Dossier : IMM-8051-21

Référence : 2023 CF 553

[TRADUCTION FRANÇAISE]

Ottawa (Ontario), le 17 avril 2023

En présence de monsieur le juge Gleeson

ENTRE :

RAFAEL SOUSA ABREU

NIDIA SOFIA SOUSA ANDRADE ABREU

demandeurs

et

LE MINISTRE DE LA CITOYENNETÉ ET DE L’IMMIGRATION

défendeur

JUGEMENT ET MOTIFS

I. Aperçu

[1] Le demandeur principal, M. Rafael Sousa Abreu, et son épouse, Mme Nidia Sofia Sousa Andrade Abreu, sont citoyens du Portugal. Un agent principal [l’agent] a refusé la demande de résidence permanente fondée sur des considérations d’ordre humanitaire qu’ils ont présentée depuis le Canada.

[2] Les demandeurs présentent une demande de contrôle judiciaire de la décision de l’agent datée du 29 octobre 2021 au titre du paragraphe 72(1) de la Loi sur l’immigration et la protection des réfugiés, LC 2001, c 27 [la LIPR]. Ils soutiennent que l’agent a agi injustement et que la décision est déraisonnable.

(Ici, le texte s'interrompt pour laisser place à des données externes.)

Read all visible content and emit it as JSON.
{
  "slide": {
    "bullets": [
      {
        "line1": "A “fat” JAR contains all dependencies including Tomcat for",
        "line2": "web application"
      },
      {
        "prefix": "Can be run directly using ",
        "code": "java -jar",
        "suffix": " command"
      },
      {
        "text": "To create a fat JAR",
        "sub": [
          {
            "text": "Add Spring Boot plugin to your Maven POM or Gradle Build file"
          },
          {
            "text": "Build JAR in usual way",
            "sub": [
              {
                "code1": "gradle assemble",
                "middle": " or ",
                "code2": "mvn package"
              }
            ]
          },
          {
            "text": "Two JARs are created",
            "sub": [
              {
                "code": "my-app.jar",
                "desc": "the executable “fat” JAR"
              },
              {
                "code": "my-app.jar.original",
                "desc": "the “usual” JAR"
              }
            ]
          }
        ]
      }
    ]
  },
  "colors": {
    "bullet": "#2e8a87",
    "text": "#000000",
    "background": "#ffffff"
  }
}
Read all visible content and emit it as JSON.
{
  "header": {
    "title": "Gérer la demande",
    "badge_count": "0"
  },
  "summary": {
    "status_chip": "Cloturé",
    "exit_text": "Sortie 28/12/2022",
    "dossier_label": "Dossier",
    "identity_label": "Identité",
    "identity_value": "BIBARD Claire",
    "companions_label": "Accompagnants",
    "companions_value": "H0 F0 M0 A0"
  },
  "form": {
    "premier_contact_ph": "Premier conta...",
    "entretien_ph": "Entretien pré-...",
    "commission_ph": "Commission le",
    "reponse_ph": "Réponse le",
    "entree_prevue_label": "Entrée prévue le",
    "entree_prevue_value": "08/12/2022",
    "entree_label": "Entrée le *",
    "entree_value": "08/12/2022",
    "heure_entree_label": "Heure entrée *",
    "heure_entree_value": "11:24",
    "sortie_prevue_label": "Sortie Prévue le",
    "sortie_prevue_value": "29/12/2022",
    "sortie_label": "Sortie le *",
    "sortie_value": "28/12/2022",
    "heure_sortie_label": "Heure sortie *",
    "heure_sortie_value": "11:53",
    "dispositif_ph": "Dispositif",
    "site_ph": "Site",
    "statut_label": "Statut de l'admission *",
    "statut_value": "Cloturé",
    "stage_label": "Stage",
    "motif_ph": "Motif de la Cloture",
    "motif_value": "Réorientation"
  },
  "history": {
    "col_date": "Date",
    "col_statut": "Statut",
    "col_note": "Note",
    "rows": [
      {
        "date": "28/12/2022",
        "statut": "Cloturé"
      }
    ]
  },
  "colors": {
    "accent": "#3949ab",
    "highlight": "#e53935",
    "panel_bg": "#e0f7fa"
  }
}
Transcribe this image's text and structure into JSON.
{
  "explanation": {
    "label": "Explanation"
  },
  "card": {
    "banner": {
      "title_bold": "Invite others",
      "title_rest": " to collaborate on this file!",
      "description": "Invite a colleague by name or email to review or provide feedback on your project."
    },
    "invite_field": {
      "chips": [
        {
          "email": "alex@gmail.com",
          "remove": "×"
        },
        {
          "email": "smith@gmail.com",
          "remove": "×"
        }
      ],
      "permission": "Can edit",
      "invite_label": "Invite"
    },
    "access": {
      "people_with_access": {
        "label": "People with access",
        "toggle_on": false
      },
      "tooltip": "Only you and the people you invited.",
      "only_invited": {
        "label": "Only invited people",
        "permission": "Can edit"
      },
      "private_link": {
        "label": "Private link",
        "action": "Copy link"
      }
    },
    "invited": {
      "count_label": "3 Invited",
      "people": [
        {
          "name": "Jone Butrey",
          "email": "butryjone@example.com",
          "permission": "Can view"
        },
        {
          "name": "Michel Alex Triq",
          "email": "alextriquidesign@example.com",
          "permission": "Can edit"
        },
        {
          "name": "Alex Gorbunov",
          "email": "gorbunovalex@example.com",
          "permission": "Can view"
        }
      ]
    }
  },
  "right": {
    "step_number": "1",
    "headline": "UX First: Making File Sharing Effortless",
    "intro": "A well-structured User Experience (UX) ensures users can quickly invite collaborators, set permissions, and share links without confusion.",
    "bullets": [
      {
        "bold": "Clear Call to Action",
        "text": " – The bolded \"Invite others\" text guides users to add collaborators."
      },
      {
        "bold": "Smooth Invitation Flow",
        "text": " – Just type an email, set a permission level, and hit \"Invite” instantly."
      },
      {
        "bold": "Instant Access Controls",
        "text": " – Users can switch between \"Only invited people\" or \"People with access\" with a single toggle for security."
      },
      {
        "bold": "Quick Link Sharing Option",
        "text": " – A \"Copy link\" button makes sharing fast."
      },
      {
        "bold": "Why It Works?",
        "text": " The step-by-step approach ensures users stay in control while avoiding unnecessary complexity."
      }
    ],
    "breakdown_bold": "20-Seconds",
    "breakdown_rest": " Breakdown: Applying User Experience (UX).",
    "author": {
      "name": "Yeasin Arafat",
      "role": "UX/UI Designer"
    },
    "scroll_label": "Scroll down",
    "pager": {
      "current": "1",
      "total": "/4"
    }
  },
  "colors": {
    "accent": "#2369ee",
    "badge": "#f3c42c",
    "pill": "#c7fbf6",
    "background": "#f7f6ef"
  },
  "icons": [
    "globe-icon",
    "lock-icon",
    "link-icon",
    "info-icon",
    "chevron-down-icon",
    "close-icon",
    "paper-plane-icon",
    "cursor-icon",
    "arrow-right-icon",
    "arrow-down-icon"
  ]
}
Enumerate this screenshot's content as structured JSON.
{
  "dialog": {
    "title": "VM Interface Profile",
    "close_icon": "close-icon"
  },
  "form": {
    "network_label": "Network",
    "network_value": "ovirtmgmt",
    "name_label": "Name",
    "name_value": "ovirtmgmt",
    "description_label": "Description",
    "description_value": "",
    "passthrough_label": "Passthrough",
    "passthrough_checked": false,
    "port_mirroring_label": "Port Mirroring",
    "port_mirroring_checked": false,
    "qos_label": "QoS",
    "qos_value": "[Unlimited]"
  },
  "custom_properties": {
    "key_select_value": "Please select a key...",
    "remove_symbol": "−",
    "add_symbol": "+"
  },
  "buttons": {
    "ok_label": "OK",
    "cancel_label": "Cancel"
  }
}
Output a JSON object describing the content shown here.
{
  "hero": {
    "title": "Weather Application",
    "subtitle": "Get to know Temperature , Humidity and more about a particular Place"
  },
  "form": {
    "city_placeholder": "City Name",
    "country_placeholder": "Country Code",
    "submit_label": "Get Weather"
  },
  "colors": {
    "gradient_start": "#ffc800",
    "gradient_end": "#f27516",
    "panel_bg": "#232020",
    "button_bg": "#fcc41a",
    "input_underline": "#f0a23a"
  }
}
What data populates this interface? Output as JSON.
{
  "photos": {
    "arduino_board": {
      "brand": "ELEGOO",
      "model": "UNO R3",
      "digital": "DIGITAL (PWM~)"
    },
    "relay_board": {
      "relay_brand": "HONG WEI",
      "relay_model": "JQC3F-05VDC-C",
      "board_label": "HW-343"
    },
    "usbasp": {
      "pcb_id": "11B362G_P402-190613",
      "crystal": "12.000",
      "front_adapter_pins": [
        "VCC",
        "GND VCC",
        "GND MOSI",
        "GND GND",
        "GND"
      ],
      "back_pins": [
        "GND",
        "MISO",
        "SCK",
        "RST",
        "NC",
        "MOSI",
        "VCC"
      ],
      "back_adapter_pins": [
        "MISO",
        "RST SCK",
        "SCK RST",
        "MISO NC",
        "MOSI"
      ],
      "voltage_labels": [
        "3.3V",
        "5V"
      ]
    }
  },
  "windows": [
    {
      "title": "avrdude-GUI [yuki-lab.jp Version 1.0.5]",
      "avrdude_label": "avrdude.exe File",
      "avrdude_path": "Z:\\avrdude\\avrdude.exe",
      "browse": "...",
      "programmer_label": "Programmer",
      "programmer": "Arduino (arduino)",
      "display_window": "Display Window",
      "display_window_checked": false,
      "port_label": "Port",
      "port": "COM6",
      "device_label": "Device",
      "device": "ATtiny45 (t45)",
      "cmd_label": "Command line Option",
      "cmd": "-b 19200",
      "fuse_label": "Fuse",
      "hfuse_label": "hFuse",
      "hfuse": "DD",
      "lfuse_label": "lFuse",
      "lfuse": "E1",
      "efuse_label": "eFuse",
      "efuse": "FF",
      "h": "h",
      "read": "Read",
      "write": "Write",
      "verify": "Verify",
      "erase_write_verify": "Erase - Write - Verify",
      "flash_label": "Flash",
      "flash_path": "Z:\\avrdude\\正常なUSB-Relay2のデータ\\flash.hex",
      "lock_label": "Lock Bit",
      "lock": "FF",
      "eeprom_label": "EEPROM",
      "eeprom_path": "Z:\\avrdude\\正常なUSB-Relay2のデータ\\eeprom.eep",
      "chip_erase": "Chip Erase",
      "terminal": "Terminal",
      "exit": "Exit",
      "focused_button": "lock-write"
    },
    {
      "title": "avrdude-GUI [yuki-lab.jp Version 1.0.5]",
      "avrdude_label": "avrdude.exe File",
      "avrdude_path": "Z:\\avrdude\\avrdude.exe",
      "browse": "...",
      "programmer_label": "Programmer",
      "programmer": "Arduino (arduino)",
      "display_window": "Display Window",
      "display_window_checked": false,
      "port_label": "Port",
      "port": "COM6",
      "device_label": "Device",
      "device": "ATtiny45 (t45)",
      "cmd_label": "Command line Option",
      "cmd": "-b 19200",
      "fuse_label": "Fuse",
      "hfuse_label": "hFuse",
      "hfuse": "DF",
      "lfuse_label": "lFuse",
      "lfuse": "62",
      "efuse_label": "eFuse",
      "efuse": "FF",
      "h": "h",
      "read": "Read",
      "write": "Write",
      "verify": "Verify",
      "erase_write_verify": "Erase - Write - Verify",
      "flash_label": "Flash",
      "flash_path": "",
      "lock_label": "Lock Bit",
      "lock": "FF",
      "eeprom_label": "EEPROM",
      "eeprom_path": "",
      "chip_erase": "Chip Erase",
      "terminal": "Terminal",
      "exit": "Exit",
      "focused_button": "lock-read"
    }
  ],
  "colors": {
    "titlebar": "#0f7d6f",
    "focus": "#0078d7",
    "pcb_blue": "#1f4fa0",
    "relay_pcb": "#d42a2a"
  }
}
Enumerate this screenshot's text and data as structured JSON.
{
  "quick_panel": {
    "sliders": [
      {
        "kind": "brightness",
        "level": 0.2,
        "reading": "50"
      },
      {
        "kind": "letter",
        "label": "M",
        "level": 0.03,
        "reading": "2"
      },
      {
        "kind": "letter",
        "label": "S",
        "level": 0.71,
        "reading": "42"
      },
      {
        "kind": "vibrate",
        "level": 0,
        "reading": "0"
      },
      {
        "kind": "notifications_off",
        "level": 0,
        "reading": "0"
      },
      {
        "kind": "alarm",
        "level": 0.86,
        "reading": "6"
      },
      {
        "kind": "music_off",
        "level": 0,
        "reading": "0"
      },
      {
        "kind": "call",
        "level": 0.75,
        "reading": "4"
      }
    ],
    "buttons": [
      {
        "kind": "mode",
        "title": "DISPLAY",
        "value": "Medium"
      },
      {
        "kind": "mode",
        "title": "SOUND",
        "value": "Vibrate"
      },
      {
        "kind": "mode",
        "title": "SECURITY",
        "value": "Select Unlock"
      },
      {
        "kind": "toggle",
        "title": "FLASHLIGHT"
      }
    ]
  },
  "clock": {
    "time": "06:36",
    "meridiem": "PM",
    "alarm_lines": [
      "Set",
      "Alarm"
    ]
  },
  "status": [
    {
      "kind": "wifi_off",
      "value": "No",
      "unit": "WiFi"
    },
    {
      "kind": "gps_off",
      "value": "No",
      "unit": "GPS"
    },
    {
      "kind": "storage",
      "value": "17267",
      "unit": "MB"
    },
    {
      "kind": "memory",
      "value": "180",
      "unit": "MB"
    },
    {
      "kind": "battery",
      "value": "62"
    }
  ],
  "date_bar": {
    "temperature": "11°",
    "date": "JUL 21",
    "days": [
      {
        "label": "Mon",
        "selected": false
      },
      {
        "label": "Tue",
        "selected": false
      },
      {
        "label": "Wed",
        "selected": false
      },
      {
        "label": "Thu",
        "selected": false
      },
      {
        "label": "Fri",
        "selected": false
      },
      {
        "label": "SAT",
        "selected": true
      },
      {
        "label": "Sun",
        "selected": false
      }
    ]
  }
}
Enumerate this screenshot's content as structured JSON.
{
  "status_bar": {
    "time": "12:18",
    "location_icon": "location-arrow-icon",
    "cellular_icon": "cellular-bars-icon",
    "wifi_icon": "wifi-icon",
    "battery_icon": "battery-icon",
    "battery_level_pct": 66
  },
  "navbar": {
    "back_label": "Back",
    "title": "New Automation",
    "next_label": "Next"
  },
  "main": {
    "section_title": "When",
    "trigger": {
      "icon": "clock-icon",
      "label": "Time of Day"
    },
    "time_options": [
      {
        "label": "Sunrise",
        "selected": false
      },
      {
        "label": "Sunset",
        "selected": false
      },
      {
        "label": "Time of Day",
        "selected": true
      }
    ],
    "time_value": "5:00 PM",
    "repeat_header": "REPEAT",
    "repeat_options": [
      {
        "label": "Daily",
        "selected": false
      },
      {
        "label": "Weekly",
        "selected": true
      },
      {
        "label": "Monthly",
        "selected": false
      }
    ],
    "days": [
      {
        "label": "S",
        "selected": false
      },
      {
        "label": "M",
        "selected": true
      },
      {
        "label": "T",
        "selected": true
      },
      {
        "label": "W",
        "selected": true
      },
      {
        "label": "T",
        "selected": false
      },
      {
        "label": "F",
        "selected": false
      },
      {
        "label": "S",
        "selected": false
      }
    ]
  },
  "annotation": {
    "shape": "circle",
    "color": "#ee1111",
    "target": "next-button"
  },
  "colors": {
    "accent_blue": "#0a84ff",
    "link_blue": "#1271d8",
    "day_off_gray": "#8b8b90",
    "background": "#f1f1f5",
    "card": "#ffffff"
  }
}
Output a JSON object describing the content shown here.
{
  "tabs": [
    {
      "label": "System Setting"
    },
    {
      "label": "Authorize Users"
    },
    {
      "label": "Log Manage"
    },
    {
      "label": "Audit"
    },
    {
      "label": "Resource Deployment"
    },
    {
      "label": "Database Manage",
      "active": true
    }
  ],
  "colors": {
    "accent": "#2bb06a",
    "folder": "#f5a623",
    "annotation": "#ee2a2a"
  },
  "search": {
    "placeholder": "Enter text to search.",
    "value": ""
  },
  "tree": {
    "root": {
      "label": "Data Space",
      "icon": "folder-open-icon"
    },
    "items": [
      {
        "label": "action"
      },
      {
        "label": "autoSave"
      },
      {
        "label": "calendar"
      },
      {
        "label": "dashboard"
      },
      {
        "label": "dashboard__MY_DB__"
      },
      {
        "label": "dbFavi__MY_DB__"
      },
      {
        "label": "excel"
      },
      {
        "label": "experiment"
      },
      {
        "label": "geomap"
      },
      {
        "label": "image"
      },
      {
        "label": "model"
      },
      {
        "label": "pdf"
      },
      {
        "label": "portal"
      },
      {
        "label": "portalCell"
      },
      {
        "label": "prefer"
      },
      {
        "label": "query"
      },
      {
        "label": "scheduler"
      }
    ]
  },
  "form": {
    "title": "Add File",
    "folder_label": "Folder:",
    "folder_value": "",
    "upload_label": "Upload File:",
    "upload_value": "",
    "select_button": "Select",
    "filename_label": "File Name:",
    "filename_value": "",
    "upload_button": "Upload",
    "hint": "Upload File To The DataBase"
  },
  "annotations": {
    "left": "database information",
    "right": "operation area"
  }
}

[3] Pour les motifs exposés ci-après, je ne suis pas convaincu qu’il y a eu manquement à l’équité procédurale. Cependant, je suis convaincu que les demandeurs ont démontré que l’examen et l’analyse par l’agent de l’intérêt supérieur de leurs enfants étaient déraisonnables. Pour ce motif, la demande sera accueillie.

II. Contexte

[4] Le demandeur principal et son épouse sont entrés au Canada à titre de visiteurs en avril 2014. L’épouse du demandeur principal a deux frères qui résident au Canada, et les demandeurs ont deux enfants qui sont citoyens canadiens. Les autres membres de la famille des demandeurs se trouvent au Portugal.

[5] L’enfant aîné des demandeurs, leur fils, a reçu un diagnostic de trouble du spectre de l’autisme [TSA] à l’âge de deux ans. Il est inscrit à un certain nombre de programmes de thérapie et s’est vu offrir un soutien en éducation spécialisée comprenant un plan d’enseignement individualisé [le PEI] élaboré à la prématernelle. Le PEI prévoit un programme d’études modifié.

[6] Un rapport des services psychologiques [le rapport] d’avril 2021, rédigé par les Services de soutien professionnels du Conseil scolaire de district de Toronto dans le but d’évaluer les forces et les besoins de l’enfant, décrit celui-ci comme ayant bénéficié du soutien en éducation spécialisée qui lui a été fourni. Cependant, le rapport mentionne également que ni la mère de l’enfant ni le personnel de l’école ne le considèrent comme étant [traduction] « prêt pour un programme régulier de première année ». Le rapport souligne le diagnostic de TSA de l’enfant et mentionne ce qui suit :

[traduction]

Les résultats indiquent que [l’enfant] a un trouble du développement intellectuel non spécifié (code du DSM 5 : 319 – Handicap intellectuel). Ses fonctions intellectuelles, par exemple la capacité de raisonnement, la résolution de problèmes, les compétences scolaires et la communication, n’ont pas pu être évaluées officiellement, mais il ressort clairement de sa nature verbale limitée que sa capacité de s’adapter à des situations et de fonctionner de façon indépendante dans diverses situations est beaucoup plus faible que ce qui est attendu à son âge. Ses difficultés sont présentes depuis son jeune âge et continuent d’affecter son apprentissage et sa socialisation. Par conséquent, son apprentissage se fera plus lentement, et il aura besoin d’un soutien intensif pour développer sa capacité de réflexion, sa capacité à collaborer, son fonctionnement quotidien et ses compétences sociales. Compte tenu de son jeune âge et de la difficulté à lui faire passer les tests officiels, Lorenzo devrait être réévalué lorsque ses compétences linguistiques se seront améliorées et qu’il aura reçu du soutien pour son apprentissage et ses comportements d’adaptation. [En gras dans l’original.]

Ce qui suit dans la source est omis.